Лытков заспешил, но не получалось у него с замком.
– Ты это, Миша?! – удивился он. – Застудил парня, а теперь орешь – открывай! – зашумел на Загребина.
– Ну ты, потише, восемь сигналов дашь, понял? Сопровождать буду. Без грохота чтоб, тихо!
– Да знаю, – отмахнулся Лытков и, задирая голову вослед тихо уходящей клети, кричал Загребину: – Придерживай Мишку! – И исчезла в глубине его по-жучиному черная фигурка, а голос тонким эхом подрожал и замер.
«Пушкина он видел живого...» – улыбнулся Михаил.
Он высвободился от опеки Загребина, и тот стоял напротив, привалившись к стенке клети, осторожно следил за Михаилом, а Михаил чувствовал себя вполне здоровым, только сердце что-то мешало слегка, будто кто осторожно прикоснулся пальцем и не отнимал.

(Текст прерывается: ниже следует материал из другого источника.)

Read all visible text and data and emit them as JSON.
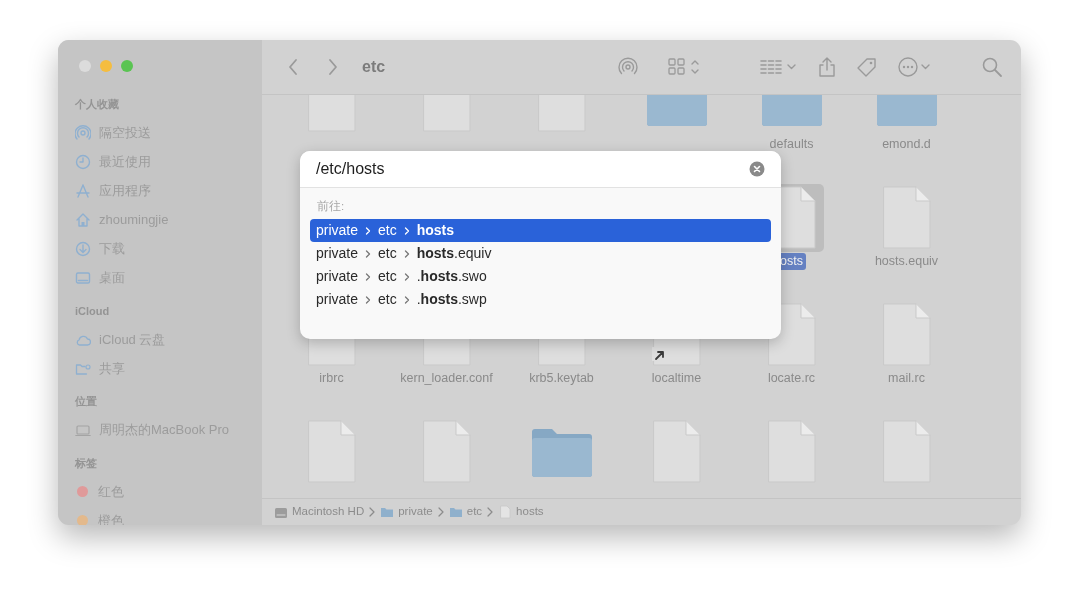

– Ну, отошел? – поймав улыбку Михаила, обрадовался Загребин. – А то побелел как молоко. Смены ночные твоему сердцу не положены, бросай шахту, знаю, что говорю...

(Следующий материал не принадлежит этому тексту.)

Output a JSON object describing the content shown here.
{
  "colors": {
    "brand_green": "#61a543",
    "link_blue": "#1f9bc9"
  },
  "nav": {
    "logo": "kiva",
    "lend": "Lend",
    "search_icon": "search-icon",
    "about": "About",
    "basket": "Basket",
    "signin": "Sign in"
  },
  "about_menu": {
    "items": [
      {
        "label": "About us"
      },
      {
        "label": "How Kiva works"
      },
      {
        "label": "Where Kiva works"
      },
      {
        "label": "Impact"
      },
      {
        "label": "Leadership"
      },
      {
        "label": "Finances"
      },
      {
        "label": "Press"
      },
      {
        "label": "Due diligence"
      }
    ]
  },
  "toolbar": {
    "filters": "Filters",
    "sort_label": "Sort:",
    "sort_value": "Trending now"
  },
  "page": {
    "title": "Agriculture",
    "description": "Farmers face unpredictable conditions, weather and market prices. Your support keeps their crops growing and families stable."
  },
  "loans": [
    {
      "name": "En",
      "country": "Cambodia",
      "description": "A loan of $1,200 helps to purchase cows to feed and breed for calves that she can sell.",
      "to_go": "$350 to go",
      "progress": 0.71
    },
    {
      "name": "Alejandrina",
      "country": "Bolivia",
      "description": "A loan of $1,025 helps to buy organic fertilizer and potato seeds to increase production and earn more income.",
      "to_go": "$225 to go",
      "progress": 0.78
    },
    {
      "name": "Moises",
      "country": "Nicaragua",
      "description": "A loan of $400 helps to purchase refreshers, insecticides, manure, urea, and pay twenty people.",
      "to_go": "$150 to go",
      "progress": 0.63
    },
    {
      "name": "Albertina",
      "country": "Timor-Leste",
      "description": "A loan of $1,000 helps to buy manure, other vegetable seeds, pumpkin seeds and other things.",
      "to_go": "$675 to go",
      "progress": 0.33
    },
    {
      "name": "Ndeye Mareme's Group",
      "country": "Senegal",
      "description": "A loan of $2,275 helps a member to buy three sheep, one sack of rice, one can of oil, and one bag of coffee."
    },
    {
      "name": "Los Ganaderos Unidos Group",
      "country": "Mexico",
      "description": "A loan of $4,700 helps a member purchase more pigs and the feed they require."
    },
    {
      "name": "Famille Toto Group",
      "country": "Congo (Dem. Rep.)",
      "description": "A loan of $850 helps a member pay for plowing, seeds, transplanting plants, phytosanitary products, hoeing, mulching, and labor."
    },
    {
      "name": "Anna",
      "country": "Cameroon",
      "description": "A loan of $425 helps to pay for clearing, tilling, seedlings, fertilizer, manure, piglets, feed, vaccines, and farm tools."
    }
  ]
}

Непривычно медленно поднималась клеть: подъем больного – самая тихая скорость. Взрывников со взрывчаткой побыстрей поднимают – на шесть сигналов, а уж шахтеров – на четыре; с грохотом клеть мчится, будто не машина ее тянет вверх, а снизу какая-то сила выталкивает, как снаряд из пушки. Михаил за свою жизнь третий раз поднимался так медленно: на втором году работы ему сломало ногу, потом лет через пять породой чиркнуло по плечу, прорубило до костей мышцы, и тогда в клети он лежал на носилках и видел только сводчатое ее покрытие да дно. А теперь, направив луч аккумулятора на сверкающий от воды бетон ствола, с каким-то жадным любопытством всматривался в серый монолит, проточенный до змеистых руслин и раковин водой, ветром и временем, в следы опалубки, в проступавшие кое-где какие-то знаки, похожие на римские цифры, и вдруг четко – дата: «1928 год» и оттиск крупной руки с запястьем. Михаила будто ожгло. «Стой!» – хотелось крикнуть. Казалось, не отпечаток, а сама живая рука уплывала в темь, шевелилась, пытаясь взмахнуть на прощание. Михаил было сдернул с каски светильник, чтоб просветить ловчей, но Загребин резко потянул за рукав.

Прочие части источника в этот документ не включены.